Abstract P5-18-01: Pertuzumab (P) in combination with trastuzumab (T) and docetaxel (D) in elderly patients with HER2-positive metastatic breast cancer in the CLEOPATRA study

Background: The incidence of cancer increases with age as does the risk of treatment-related adverse events (AEs) due to underlying comorbidities. A better understanding of cancer therapy-related AEs in elderly pts may help identify the optimal therapy by balancing treatment benefit and risk. CLEOPATRA, a double-blind Phase III trial, compared placebo (Pla)+T+D with P+T+D in pts with HER2-positive 1L MBC (Baselga 2012). Here we report safety and efficacy by age group.

Methods: P/Pla: 840 mg initial dose, 420 mg q3w iv; T: 8 mg/kg initial dose, 6 mg/kg q3w iv; D: 75 mg/m2 q3w iv, escalating to 100 mg/m2 if tolerated. P/Pla+T were given until progressive disease (PD) or unacceptable toxicity. At least 6 cycles of D were recommended; <6 cycles were allowed for PD or unacceptable toxicity, >6 cycles were allowed at investigators' discretion. At baseline, pts were required to have ECOG PS of 0 or 1, LVEF ≥50% and no decline to <50% during or following prior T therapy. The cumulative exposure to prior doxorubicin must not have exceeded 360 mg/m2 or its equivalent. The primary endpoint was independently assessed PFS; secondary endpoints included overall survival, objective response, safety.

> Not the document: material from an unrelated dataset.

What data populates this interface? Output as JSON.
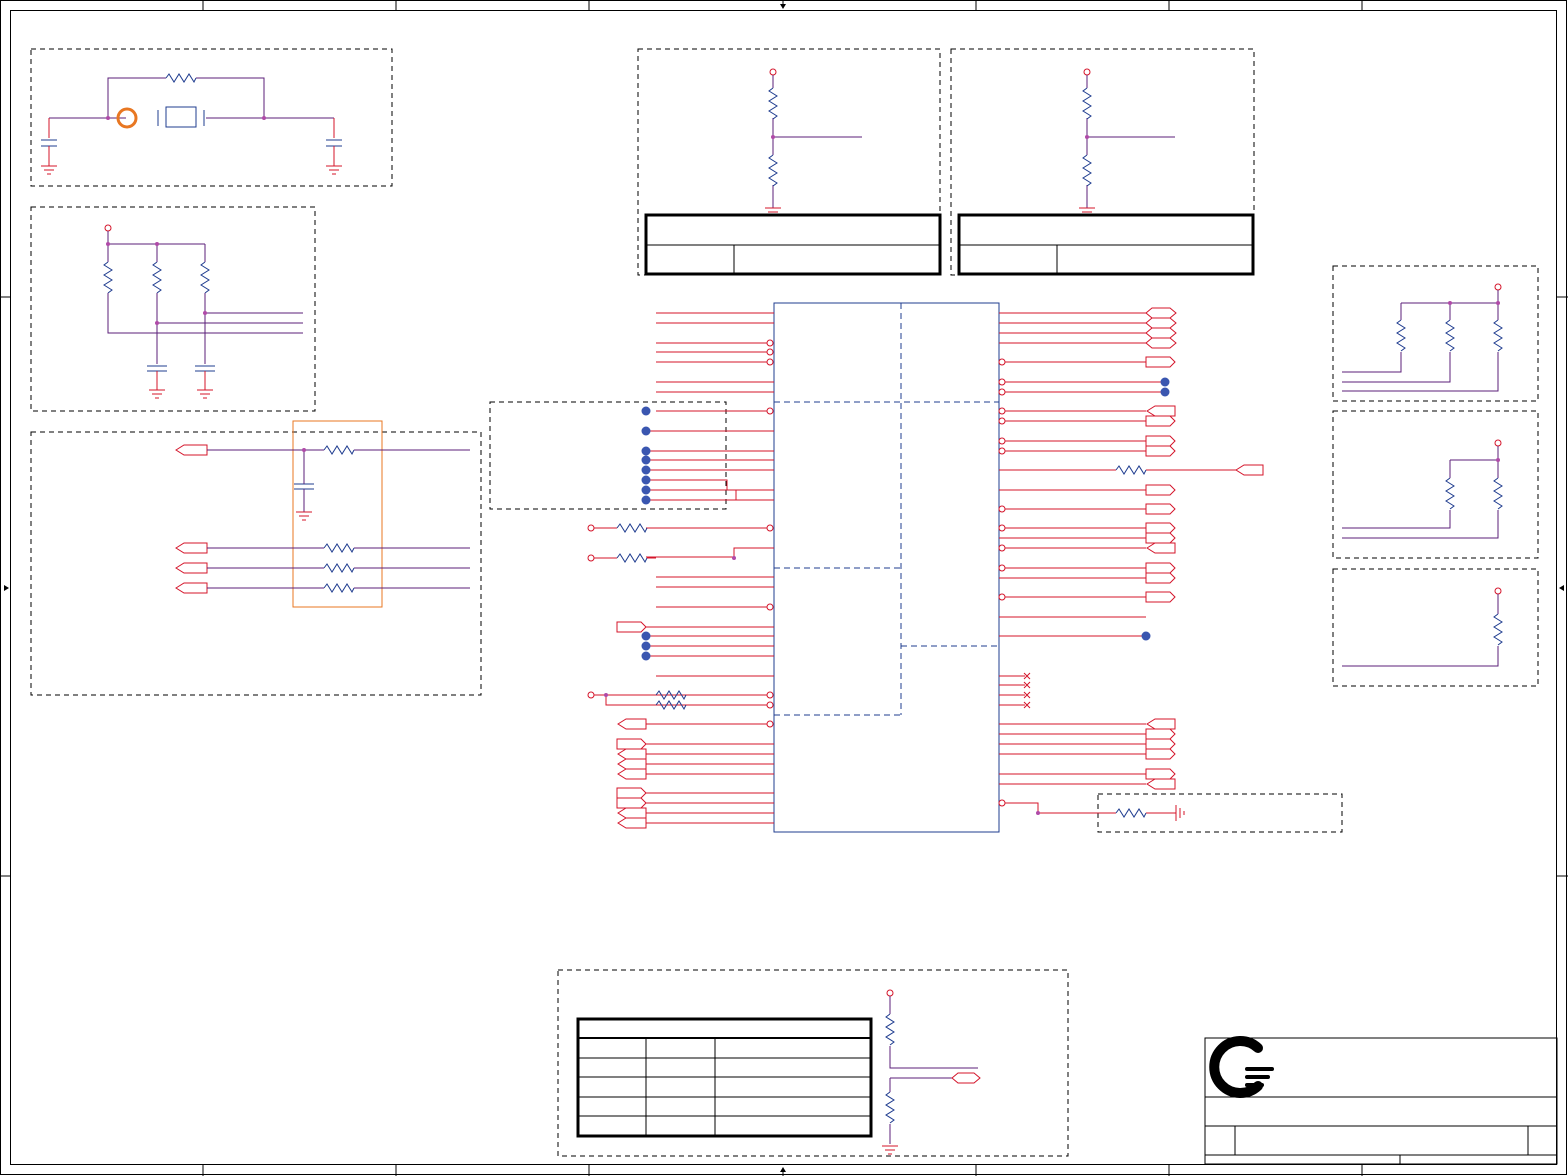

Results: In the safety population, 678 pts (332 Pla arm, 346 P arm) were <65 yrs and 126 pts (65 Pla arm, 61 P arm) were ≥65 yrs. In pts <65 yrs, the median number of D cycles was 8 (1–41) in the Pla arm (median D dose intensity: 24.8 mg/m2/week) and 8 (1–35) in the P arm (24.5 mg/m2/week). The median number of D cycles was lower in pts ≥65 yrs, with 6.5 (1–26) in the Pla arm (24.8 mg/m2/week) and 6 (1–16) in the P arm (24.8 mg/m2/week). In elderly pts, the incidence of diarrhea, fatigue, and dysgeusia appeared to be higher in both arms, whereas neutropenia and febrile neutropenia were reported less frequently. Grade ≥3 diarrhea was reported in 4.8% (Pla arm) and 6.6% (P arm) of pts <65 yrs and in 6.2% (Pla arm) and 14.8% (P arm) of pts ≥65 yrs. In a univariate Cox regression analysis, age had no statistically significant association with the development of asymptomatic or symptomatic left ventricular systolic dysfunction (LVSD); however, due to the low number of LVSD events overall this analysis has limited sensitivity to detect differences in time to event by age group. An exploratory post hoc analysis of independently assessed PFS in the ITT population showed a median PFS of 12.5 months in the Pla arm and 17.2 months in the P arm (HR = 0.65, 95% CI 0.53–0.80) in pts <65 yrs. In pts ≥65 yrs, the median PFS was 10.4 months in the Pla arm and 21.6 months in the P arm (HR = 0.52, 95% CI 0.31–0.86).

Conclusions: Overall, the AE profile reported in CLEOPATRA suggests that, in pts with good performance status, the use of P should not be limited by age. Therapy with P+T+D resulted in improved efficacy in pts aged < and ≥65 yrs.

Citation Information: Cancer Res 2012;72(24 Suppl):Abstract nr P5-18-01.